A photo-journalist / wild life photographers’ lack of attachment at critical juncture has always intrigued me. But lately, it has been troubling me a lot.
Case 1: Many a award winning photographers / journalists, especially in civil war torn hotspots in Africa have taken stunning & tragic photographs of human suffering. As with most photographs, these snaps have a story to tell. The viewer understands the past and present situation revolving the photograph. Often, I have seen, the photographer in his quest of being objective represents the truth in its starkest form. Many a times, the photographer, though being in a vantage position to help positively, mutates into a mute and attentive documentarians of the scene around him.
Case 2: Tigers are mostly solitary animals; especially the alpha males. It’s a well documented fact, at times; dominant males would kill male cubs to pre-emptively tilt the balance towards them.
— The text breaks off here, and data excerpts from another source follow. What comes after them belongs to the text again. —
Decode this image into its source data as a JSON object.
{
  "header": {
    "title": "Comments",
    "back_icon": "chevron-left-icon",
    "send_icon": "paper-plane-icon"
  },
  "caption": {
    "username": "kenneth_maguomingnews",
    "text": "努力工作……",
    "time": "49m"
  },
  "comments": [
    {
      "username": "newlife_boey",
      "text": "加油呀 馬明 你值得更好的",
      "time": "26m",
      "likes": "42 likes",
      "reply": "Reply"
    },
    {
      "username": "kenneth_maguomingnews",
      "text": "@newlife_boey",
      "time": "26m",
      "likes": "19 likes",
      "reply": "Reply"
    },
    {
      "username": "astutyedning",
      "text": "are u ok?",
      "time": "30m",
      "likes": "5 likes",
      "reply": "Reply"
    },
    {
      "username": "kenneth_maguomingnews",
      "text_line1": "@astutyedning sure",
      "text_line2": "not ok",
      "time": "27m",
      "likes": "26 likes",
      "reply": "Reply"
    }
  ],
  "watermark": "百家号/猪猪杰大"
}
This incident was most brutally documented in a series by a renowned Tiger conservationist.
A similar situation arose with a pride of lions in Africa. Two cheetah cubs were finished off by a lioness that was expanding her pride's territory. This incident was also documented and shown on a TV program.
My question is this:
I do accept the cardinal rule of the photographer being “there” and yet NOT being “there” and to be as unobtrusive as possible. And please do not think that when I say lack of attachment I implicitly mean a lack of empathy.
I also understand that the jungle has its own rules; that perhaps its Darwin’s law of evolution taking its course and that is nature's way of ensuring that the fittest survive.
Now lets’ pause for a moment. Here we are taking about nearly endangered species! The cheetah and for that matter the Royal Bengal Tiger have low birth rates and statistically their young ones have an uphill task to reach maturity!
Hence, when we, the photographers, TV documentarians are cognizant of the significance of the situation, why we can't be “positively obtrusive"? Is it asking for too much to lend a helping hand to save an extremely precious & endangered life?